Exporting to Autocad with minimal entities

Greetings all! I’m a Rhino newbie, & after doing a few tracings I’m really impressed with Rhino. I need to export my traced line drawings into Autocad & was curious what the recommended settings are for minimizing the amount of entities created in the exporting/importing process.

For example, if I rebuild a curve & adjust the point count to a minimal acceptable level , then export using the default settings, the imported entity count is higher than I’d anticipate. I understand that some of the geometry created in Rhino aren’t directly supported by Autocad , thus making the entity count higher, but I’d like to decrease the count as much as possible.

Thanks!

It would help to know more about what you’re trying for and what geometry you have in your Rhino file.

If you only have curves and you want the best representation in AutoCAD, probably not rebuilding at all and using the 2004 Natural export scheme would be a good place to start.

If you have surfaces that you want as curves, or some other complication, or if you have restrictions on what you want in AutoCAD, there may be some adjustments to make.

Thanks for the reply!

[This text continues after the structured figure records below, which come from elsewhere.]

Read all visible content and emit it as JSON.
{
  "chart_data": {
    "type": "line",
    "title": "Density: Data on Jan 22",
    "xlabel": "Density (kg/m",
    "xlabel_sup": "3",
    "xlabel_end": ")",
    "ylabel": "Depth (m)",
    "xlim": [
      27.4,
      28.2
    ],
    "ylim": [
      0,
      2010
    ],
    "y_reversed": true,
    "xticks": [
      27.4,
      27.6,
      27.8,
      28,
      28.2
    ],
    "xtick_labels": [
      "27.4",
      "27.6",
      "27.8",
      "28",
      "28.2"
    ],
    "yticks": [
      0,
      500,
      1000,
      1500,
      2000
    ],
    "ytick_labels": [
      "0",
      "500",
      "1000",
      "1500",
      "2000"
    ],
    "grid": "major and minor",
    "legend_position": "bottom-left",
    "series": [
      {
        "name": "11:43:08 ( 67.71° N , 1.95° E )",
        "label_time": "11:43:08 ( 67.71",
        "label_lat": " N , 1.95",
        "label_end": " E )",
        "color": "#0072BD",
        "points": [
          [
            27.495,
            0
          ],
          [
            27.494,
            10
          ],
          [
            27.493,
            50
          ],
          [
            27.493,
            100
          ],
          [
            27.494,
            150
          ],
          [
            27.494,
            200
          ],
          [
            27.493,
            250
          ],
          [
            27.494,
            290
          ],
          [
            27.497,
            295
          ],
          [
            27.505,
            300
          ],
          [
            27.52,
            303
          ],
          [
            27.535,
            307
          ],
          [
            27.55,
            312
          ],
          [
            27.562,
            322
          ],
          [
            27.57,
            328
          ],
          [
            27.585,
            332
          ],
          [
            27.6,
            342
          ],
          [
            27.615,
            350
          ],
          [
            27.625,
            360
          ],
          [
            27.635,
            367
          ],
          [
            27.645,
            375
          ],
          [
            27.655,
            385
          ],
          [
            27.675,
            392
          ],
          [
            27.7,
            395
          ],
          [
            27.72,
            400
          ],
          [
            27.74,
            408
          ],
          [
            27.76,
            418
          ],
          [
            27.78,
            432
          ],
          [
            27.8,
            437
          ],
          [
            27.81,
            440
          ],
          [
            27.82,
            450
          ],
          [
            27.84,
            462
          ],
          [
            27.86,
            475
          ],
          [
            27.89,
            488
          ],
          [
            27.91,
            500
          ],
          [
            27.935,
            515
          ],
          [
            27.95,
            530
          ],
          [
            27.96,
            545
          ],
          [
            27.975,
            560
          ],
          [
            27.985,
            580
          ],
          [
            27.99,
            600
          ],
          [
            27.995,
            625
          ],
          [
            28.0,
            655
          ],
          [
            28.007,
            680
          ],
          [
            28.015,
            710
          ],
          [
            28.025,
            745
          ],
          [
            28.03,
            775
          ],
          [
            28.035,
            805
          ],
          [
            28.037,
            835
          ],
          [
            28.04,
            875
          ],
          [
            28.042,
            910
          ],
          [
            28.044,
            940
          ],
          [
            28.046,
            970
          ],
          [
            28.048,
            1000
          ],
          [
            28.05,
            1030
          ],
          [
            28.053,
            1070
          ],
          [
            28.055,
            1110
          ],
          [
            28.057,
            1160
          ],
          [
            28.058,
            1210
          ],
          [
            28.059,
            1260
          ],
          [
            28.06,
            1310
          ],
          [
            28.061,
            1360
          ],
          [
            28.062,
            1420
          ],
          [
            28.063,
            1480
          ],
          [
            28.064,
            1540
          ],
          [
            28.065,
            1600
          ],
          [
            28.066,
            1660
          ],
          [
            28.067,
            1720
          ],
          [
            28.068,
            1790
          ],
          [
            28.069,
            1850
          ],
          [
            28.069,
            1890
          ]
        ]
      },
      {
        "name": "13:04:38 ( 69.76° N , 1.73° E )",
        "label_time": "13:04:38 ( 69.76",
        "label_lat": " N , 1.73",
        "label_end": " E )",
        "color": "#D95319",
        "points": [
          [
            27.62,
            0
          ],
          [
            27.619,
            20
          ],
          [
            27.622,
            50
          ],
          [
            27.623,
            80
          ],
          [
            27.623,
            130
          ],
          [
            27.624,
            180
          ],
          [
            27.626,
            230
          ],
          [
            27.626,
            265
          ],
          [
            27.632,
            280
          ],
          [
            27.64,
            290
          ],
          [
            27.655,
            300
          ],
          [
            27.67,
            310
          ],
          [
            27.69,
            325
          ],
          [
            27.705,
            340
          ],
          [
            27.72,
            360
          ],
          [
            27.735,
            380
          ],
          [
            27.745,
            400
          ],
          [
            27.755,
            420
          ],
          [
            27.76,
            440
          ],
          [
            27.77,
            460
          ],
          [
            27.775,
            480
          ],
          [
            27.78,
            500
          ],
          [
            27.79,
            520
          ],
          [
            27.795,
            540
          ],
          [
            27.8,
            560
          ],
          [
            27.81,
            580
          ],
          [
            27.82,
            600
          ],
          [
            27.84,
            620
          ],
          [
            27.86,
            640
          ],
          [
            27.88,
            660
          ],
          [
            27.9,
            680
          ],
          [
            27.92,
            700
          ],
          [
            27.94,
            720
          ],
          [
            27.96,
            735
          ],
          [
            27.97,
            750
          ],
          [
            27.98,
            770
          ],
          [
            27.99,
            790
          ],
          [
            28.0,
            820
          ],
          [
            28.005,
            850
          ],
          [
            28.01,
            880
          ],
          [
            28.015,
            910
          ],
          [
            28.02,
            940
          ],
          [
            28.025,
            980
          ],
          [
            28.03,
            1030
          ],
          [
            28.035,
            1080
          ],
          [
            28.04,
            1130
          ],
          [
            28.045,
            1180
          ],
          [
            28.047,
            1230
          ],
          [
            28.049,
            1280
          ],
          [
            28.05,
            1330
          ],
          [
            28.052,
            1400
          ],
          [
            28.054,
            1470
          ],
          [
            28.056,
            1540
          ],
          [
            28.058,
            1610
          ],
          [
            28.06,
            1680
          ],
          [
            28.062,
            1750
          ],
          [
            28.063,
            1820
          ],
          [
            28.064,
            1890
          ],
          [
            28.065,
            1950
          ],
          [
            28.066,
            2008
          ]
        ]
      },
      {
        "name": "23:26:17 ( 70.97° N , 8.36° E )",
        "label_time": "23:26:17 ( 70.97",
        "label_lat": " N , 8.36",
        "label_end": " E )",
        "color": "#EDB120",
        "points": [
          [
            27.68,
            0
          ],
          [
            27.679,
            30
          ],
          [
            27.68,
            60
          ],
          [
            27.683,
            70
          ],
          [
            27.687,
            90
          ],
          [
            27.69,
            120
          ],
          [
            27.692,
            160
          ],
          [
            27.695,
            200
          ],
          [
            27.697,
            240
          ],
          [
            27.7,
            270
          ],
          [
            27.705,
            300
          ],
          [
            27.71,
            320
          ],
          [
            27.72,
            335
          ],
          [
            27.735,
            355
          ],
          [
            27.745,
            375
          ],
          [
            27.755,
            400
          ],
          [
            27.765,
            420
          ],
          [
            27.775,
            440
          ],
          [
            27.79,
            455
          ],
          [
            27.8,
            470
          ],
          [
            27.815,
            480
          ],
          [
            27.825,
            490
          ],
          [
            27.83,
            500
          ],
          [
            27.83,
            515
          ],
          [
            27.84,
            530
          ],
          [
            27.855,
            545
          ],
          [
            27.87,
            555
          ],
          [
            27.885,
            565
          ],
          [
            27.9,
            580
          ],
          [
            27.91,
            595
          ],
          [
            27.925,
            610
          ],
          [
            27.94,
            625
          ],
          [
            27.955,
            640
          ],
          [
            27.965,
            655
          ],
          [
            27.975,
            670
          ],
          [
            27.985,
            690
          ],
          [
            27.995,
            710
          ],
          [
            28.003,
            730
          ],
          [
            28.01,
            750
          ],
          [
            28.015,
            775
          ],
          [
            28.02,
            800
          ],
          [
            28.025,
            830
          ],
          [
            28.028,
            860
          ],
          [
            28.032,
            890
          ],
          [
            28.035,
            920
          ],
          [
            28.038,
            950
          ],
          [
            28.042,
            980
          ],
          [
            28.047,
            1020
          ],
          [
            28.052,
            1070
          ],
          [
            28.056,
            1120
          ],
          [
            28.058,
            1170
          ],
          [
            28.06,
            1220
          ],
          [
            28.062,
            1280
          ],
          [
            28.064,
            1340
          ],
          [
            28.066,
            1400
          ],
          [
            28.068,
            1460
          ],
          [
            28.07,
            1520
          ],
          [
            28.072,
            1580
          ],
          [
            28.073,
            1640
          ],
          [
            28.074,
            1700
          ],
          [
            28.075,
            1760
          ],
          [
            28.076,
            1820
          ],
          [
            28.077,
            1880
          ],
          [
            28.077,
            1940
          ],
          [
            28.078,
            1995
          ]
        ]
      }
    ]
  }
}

Most of my work is manual raster to vector conversions of 2D logos & artwork. I’ve been getting along well using “Curve Interpolate Points” & then rebuilding and fairing the curves to get a more visually pleasing results with flowing, smooth transitions.

Its a gross underutilization of the Rhino package, but produces much better results in less time than I can do with Autocad alone.

Thanks again!

If you’re ok exporting nurbs curves to AutoCAD as splines, you should get the same control point structure as you have in Rhino.
If you need other curve types, lines & arcs for example, in AutoCAD, you do have to make a conversion somewhere.
I’m not a big fan of letting the exporter do that kind of conversion if I need to be picky about what comes out in the dwg file. I think its better to get things the way you want them while you’re still in Rhino and export that directly. That way you don’t have to guess what went wrong when you get something you don’t like.